Amphetamines, Caffeine, Cocaine, Diet Pills, Methamphetamines, Ritalin.
Cough and cold medicines are often abused by teenagers, their parents having no idea what they are talking about when overheard. Popular names include “tussin”, “skittles”, “robo”, “triple C”, “dex syrup” and “red devils”.
The many common names for drugs can prevent parents who overhear a teenage conversation, from knowing what their child is talking about.
Starting with the most well known names for Cannabinoids: Cannabis, “Marijuana”, “joint”, “blunt”,” bong”, “backwood”,”pipe”,”weed”,”grass”.
When you consider that this brief summarized list barely includes a fraction of what is potentially available to teens and makes little mention of the hundreds of ‘street names’ by which these and more drugs are known in youth culture; you may start to see the magnitude of the problem you would face, trying to carry out your own amateur investigation.
If you heard your teen talking about ‘Cody’, ‘Tango & Cash’, or ‘Schoolboy’ you may not be aware that these innocent sounding terms, are in fact the street names for drugs that can kill your child. There are hundreds more examples and a Professional Investigator will be familiar through investigative experience with all of them. The question really is can you afford to not trust an investigator, with this crucial question about your teen’s development
The Three Stages of Substance Abuse
Occasional drugs or alcohol use, which will not cause withdrawal symptoms and will not develop a ‘tolerance’ of the substance, so that more is taken to achieve the same effect.
With self knowledge that continued use is creating social, physical or psychological problems, the teenager continues to take drugs or alcohol.
“The final stage of substance abuse, which can be prevented by early investigative intervention, involves long time periods when your teenager would be looking for, taking and then recovering from the effects of the substance.”
At the far end of cases that have already reached the dependence stage, there is still hope and options for the recovery of your teenager and their reintegration into school and normal life again.
This is provided by a progressive network of caring strategies which include: Outpatient Treatment, Residential Treatment Center, Therapeutic Boarding School, Wilderness Therapy Program and Residential Treatment School.

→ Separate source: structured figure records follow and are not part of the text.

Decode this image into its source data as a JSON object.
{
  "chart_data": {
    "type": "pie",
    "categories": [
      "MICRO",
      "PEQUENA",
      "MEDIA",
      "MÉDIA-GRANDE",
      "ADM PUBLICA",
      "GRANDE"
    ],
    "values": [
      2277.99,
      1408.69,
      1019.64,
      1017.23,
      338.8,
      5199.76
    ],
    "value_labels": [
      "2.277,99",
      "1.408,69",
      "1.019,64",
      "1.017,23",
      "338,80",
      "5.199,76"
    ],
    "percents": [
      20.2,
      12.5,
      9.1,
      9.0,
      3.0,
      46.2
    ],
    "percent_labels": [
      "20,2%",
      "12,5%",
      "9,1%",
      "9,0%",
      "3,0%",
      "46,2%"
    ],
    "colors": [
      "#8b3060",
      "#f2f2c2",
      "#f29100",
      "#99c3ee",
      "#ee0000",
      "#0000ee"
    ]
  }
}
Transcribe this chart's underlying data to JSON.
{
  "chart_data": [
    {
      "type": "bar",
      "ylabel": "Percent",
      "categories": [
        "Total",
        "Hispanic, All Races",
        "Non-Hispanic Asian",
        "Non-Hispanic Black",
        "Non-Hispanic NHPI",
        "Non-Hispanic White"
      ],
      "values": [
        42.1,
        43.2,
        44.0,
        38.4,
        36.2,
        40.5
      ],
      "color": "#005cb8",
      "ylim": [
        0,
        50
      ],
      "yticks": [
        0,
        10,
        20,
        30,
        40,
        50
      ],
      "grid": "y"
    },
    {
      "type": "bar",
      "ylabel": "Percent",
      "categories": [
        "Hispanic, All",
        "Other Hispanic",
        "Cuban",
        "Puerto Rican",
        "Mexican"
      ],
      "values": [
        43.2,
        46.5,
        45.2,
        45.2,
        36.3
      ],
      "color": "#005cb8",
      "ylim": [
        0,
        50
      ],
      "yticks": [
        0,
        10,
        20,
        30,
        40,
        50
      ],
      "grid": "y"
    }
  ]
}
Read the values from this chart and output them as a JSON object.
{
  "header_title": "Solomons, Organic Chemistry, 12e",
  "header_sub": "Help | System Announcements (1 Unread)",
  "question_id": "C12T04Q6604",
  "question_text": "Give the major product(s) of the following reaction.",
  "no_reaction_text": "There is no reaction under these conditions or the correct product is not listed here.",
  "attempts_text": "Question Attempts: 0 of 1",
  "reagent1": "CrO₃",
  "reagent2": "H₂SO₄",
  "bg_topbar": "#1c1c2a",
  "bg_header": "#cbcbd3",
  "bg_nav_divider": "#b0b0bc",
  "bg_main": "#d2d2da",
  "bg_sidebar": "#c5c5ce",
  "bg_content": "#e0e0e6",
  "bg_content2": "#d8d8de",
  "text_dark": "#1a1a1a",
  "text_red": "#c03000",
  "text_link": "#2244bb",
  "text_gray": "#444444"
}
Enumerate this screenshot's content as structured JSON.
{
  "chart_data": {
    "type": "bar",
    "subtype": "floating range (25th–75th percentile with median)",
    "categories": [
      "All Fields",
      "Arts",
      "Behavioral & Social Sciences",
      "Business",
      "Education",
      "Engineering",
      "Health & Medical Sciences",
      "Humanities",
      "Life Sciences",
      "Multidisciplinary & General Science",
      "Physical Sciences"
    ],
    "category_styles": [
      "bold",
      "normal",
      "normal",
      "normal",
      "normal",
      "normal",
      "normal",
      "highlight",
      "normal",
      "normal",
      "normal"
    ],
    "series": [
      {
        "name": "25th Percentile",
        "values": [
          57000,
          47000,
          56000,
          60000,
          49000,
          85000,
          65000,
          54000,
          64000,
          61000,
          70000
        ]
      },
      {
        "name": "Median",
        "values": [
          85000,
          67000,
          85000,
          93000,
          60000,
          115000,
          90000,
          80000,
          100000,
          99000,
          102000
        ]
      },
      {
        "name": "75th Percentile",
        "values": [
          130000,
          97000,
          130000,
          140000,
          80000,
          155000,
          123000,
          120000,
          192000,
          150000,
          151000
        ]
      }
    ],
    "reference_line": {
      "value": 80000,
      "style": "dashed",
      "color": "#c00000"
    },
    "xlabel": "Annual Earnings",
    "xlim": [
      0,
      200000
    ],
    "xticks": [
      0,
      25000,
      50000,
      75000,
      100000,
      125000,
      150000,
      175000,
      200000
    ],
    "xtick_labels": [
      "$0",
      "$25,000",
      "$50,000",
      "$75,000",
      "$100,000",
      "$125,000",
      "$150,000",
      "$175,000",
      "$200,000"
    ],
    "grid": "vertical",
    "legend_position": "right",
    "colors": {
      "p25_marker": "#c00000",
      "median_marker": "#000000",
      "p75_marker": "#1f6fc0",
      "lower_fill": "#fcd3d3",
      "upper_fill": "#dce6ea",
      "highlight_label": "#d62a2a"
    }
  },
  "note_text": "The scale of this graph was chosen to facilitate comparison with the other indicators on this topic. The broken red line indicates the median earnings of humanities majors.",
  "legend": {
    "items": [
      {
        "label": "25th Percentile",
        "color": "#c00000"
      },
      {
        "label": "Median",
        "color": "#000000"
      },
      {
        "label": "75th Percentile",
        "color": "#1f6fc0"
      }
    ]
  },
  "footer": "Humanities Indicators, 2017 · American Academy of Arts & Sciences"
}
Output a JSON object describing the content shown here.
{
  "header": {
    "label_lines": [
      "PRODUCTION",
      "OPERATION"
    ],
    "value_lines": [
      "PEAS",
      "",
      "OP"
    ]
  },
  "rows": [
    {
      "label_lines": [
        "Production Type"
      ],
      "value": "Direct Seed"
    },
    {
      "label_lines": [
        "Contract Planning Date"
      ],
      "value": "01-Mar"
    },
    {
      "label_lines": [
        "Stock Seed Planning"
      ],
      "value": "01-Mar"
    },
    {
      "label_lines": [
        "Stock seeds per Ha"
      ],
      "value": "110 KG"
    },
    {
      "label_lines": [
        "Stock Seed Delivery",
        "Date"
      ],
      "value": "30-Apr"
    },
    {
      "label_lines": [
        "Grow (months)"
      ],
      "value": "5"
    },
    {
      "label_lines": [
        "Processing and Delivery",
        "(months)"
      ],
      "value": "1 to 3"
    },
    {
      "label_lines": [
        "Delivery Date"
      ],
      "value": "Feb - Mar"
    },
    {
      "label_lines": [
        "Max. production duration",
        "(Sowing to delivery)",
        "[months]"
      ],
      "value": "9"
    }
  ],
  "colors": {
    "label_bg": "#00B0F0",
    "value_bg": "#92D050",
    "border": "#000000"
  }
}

From my own experience, I have on many occasions met with parents to address their concerns and conducted surveillance. From this it was discovered that children were missing classes to do drugs on nearby vacant land and meeting drug dealers. Keeping teens safe is often about rescuing your child from the inevitable negative consequences of their actions. You cannot always do this yourselves with no professional help. The investigator has a vital role to play in preventing your child from sinking deeper into a downwards spiral of drugs or alcohol abuse.
Though they may be too young to understand now, the rest of your child’s life may depend on your decision to hire an investigator.
In 2008, an estimated 12.4% of persons ages 12 or older drove under the influence of alcohol at least once during the past year. The rate was highest among persons ages 21-25 (26.1%).
In 2008, 11,773 people were killed in alcohol-impaired driving crashes, accounting for nearly one third (32%) of all traffic-related deaths in the United States.
Motor vehicle crashes remain the leading cause of death for 15- to 20-year-olds. NHTSA
In the United States, the crash rate per mile driven for 16-19 year-olds is 4 times the risk for older drivers. (IIHS – Insurance Institute for Highway Safety, 2009)
Fifty-six percent (56%) of the fatal crashes and 57% of the fatalities involving young drivers occurred on rural roadways.
In 2007, 64% of young drivers in passenger vehicles involved in fatal crashes who had been drinking were not wearing a safety belt.